Recensione film

È stata la mano di Dio, di Paolo Sorrentino, 2021

Regista: Paolo Sorrentino

Genere: DrammaticoBiografico

Anno: 2021

Paese: Italia

Durata: 130 min.

Data di uscita: 24 novembre 2021

Distribuzione: Netflix

“Non ti disunire”

È stato questo il tormentone cinematografico degli ultimi mesi: che cosa avrà voluto dire, Paolo Sorrentino, con questa frase quasi verso il finale del film?

La chiave di lettura potrebbe darla la trama stessa della pellicola ma, prima di addentrarci in essa, occorre fare una doverosa premessa: questo è il film autobiografico per eccellenza di Sorrentino, non foss’altro che per il fatto che il regista stesso l’ha apertamente dichiarato. È stata la mano di Dio, ventitreesimo film del regista premio Oscar Paolo Sorrentino, racconta momenti salienti e di svolta della giovinezza del regista de Le conseguenze dell’amore (2004) e La grande bellezza, vincitore del premio Oscar come miglior film straniero nel 2013. Sorrentino torna con un’opera cinematografica in cui il regista investe tanto sul piano emotivo, rendendo la narrazione poetica, molto intima, piena di metafore e immagini quasi oniriche, dalle sfumature felliniane, come spesso accade nelle sue pellicole. 

La scena si apre negli anni ’80, a Napoli, città natale del regista, Fabietto, il protagonista della storia, vive la sua adolescenza spensierata caratterizzata dagli amici, dalla sua famiglia sui generis e dalla passione calcistica per il Napoli. Proprio il tifo per la sua squadra del cuore che, si sa, in certi contesti è quasi una religione, ha un ruolo cruciale nella narrazione; nello specifico il fermento per il recente acquisto da parte del Napoli del calciatore Diego Armando Maradona non solo segna un’epoca, ma segnerà anche la vita di Fabietto.

Come spesso accade nei film di Sorrentino, i personaggi si susseguono come in un circo variopinto, molti di loro vengono rappresentati con caratteristiche rese quasi grottesche dalla narrazione e dalle scene.
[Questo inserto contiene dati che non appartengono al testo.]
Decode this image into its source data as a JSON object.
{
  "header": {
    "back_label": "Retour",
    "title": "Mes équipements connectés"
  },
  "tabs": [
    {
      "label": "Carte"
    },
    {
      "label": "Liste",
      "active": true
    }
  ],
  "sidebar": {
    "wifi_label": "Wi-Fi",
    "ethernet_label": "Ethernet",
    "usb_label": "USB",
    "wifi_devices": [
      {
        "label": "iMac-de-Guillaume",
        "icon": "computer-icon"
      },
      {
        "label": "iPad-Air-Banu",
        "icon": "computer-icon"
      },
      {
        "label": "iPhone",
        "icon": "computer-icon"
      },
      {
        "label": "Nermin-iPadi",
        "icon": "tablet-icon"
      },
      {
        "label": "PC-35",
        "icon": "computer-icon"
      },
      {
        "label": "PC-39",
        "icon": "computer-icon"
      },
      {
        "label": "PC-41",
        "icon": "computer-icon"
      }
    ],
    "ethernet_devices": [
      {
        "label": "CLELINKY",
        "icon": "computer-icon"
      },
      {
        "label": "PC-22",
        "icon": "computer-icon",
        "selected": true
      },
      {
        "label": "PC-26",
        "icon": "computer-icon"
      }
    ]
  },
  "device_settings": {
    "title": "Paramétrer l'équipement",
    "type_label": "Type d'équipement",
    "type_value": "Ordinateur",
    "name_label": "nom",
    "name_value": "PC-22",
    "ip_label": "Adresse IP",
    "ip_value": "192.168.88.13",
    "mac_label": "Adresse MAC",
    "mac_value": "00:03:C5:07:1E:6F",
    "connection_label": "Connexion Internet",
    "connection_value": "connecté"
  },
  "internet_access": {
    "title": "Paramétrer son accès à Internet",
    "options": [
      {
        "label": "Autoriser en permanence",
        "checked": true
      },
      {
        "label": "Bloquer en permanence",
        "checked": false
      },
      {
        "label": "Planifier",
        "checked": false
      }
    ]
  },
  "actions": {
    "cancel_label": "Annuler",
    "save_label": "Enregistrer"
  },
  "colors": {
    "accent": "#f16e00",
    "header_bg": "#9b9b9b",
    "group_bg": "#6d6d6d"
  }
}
Nonostante ciò, non assistiamo ad una carrellata di personaggi irrealistici, anzi, molti di loro rimangono per diverso tempo nella mente dello spettatore proprio per la loro umanità palpitante e le caratteristiche psicologiche narrate in maniera egregia. 

L’arrivo di Maradona in città rappresenta per il film (e per la vita del protagonista e del regista) un momento cruciale, di svolta vera e propria. Tale episodio, infatti, inizialmente carico di grande portata emotiva e puro tifo, sarà letteralmente salvifico per il protagonista, poiché gli eviterà una fine tragica. Al contempo, proprio l’aver evitato ciò e, dunque, l’essere sopravvissuto, lo porterà a decisioni che cambieranno per sempre la sua vita. Da questa catena di eventi Fabietto imparerà come spesso, nella vita, dolore e gioia si intreccino, a volte in maniera paradossale e quasi beffarda. 

La futura strada di Fabietto sarà destinata al successo, ma la frase che lascerà disorientato anche lui, sul finale, “Non ti disunire”, probabilmente è da leggere come un richiamo alle sue radici, alla sua giovinezza, a tutte quelle esperienze che l’hanno portato a realizzare i suoi sogni. Poiché qualsiasi cosa accada è bene ricordare da dove si è partiti, cosa siamo stati, perché ciò che si è nel presente è frutto anche del percorso passato, è la nostra essenza ed è ciò che ci accompagnerà per sempre, nonostante i cambiamenti inevitabili dell’esistenza. 

Non è la prima volta che Sorrentino affronta il tema delle radici con tanta poesia ed eleganza, basti pensare al finale de La Grande Bellezza, ma quella è un’altra storia, è un altro film.